Mr. Ramsay voices his worries about Andrew's drive to succeed academically, but Mrs. Ramsay comes to his defense; despite their disagreement, they each secretly appreciate the other's perspective. She is anxious about the whereabouts of Paul and Minta, worried that they have not returned since they left in the early afternoon. When Mrs. Ramsay voices her fears and worries, Mr. Ramsay reacts poorly, telling his wife that he does not like to see her unhappy. Both parties feel unsettled by the conversation and lapse into an uncomfortable silence.
After some time, Mr. Ramsay restarts the conversation, telling his wife about the story of Hume, who wound up stuck in a bog and was only freed once he agreed to convert to Christianity. He continues, telling his wife about his own youth when he would roam the countryside with no more than a biscuit in his pocket. Youth, he explains, is a time for mistakes; it is pointless to worry about Andrew. Thinking about his youth leads Mr. Ramsay to reflect on the independence he once had, and he briefly laments that he must consider his children and wife in his decisions. However, he quickly scolds himself for feeling regretful about his children.

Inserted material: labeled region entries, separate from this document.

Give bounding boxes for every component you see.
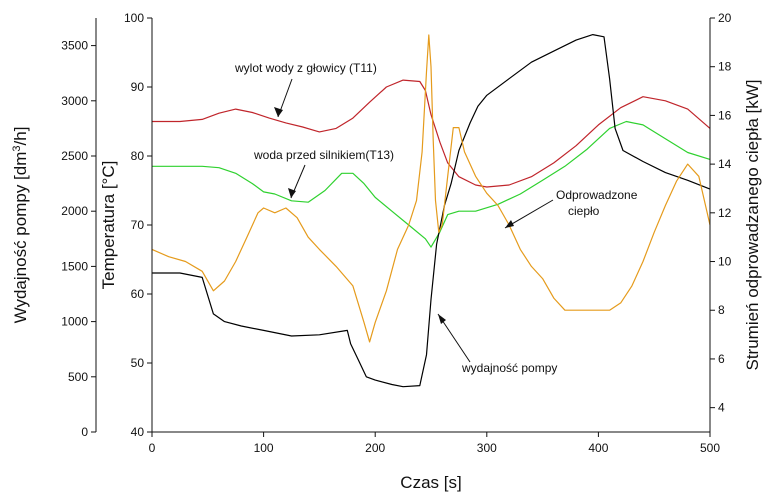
pump-tick-label-1: 500 [68, 370, 88, 384]
annotation-pump-arrowhead [438, 314, 446, 324]
pump-tick-label-2: 1000 [61, 315, 88, 329]
heat-tick-label-4: 12 [718, 206, 732, 220]
pump-tick-label-4: 2000 [61, 204, 88, 218]
heat-axis-title: Strumień odprowadzanego ciepła [kW] [743, 79, 762, 370]
pump-tick-label-6: 3000 [61, 94, 88, 108]
pump-tick-label-3: 1500 [61, 259, 88, 273]
series-line-0 [152, 79, 711, 188]
temperature-axis: 40 50 60 70 80 90 100 [124, 11, 153, 439]
heat-tick-label-0: 4 [718, 401, 725, 415]
series-line-3 [151, 34, 711, 343]
temp-tick-label-4: 80 [131, 149, 145, 163]
pump-axis-title-part1: Wydajność pompy [dm [11, 152, 30, 324]
pump-tick-label-0: 0 [81, 425, 88, 439]
pump-axis-title: Wydajność pompy [dm3/h] [11, 127, 30, 324]
heat-tick-label-7: 18 [718, 60, 732, 74]
time-tick-label-5: 500 [700, 441, 720, 455]
time-tick-label-3: 300 [477, 441, 497, 455]
time-axis: 0 100 200 300 400 500 [149, 431, 720, 455]
annotation-pump: wydajność pompy [461, 361, 557, 375]
time-tick-label-0: 0 [149, 441, 156, 455]
time-tick-label-1: 100 [254, 441, 274, 455]
heat-axis: 4 6 8 10 12 14 16 18 20 [709, 11, 732, 432]
temp-tick-label-1: 50 [131, 356, 145, 370]
annotation-t13: woda przed silnikiem(T13) [253, 148, 394, 162]
pump-tick-label-5: 2500 [61, 149, 88, 163]
pump-axis-title-part3: /h] [11, 127, 30, 146]
heat-tick-label-2: 8 [718, 303, 725, 317]
heat-tick-label-3: 10 [718, 255, 732, 269]
annotations: wylot wody z głowicy (T11) woda przed si… [234, 61, 638, 375]
temp-tick-label-5: 90 [131, 80, 145, 94]
series-line-2 [152, 34, 711, 388]
plot-lines [151, 34, 711, 388]
heat-tick-label-8: 20 [718, 11, 732, 25]
temp-tick-label-3: 70 [131, 218, 145, 232]
temp-tick-label-0: 40 [131, 425, 145, 439]
heat-tick-label-1: 6 [718, 352, 725, 366]
pump-axis: 0 500 1000 1500 2000 2500 3000 3500 [61, 18, 97, 439]
x-axis-title: Czas [s] [400, 473, 461, 492]
annotation-t11: wylot wody z głowicy (T11) [234, 61, 377, 75]
series-line-1 [152, 120, 711, 248]
annotation-t13-arrowhead [288, 188, 296, 198]
annotation-heat-line2: ciepło [568, 204, 600, 218]
annotation-heat-arrowhead [505, 220, 514, 228]
pump-tick-label-7: 3500 [61, 39, 88, 53]
annotation-t11-arrowhead [274, 107, 283, 117]
temp-tick-label-6: 100 [124, 11, 144, 25]
annotation-heat-line1: Odprowadzone [556, 188, 638, 202]
heat-tick-label-5: 14 [718, 157, 732, 171]
pump-axis-title-superscript: 3 [11, 145, 23, 151]
temp-tick-label-2: 60 [131, 287, 145, 301]
annotation-heat-arrow [504, 199, 554, 229]
temperature-axis-title: Temperatura [°C] [99, 161, 118, 290]
time-tick-label-4: 400 [588, 441, 608, 455]
heat-tick-label-6: 16 [718, 108, 732, 122]
time-tick-label-2: 200 [365, 441, 385, 455]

When he once again falls silent, Mrs. Ramsay attempts to guess what he was thinking. After she correctly guesses that her husband was feeling unhappy with his life, he denies it, insisting that he has nothing to grumble about. To reassure her, he kisses her hand, and they continue walking. As they walk, Mrs. Ramsay compliments her husband’s youthful appearance; although he is over sixty, she claims, he appears far younger than his years. On the other side of the lawn, Lily and William walk together; watching them, Mrs. Ramsay experiences a spark of intuition, imagining that the two will soon marry. The focus turns to the potential couple as they discuss the idea of travel and the importance of seeing the work of the great masters of painting. When they notice the Ramsays, Lily experiences an odd sense of intuition, certain that both she and Mrs. Ramsay was struck by the prescient awareness that she will marry William.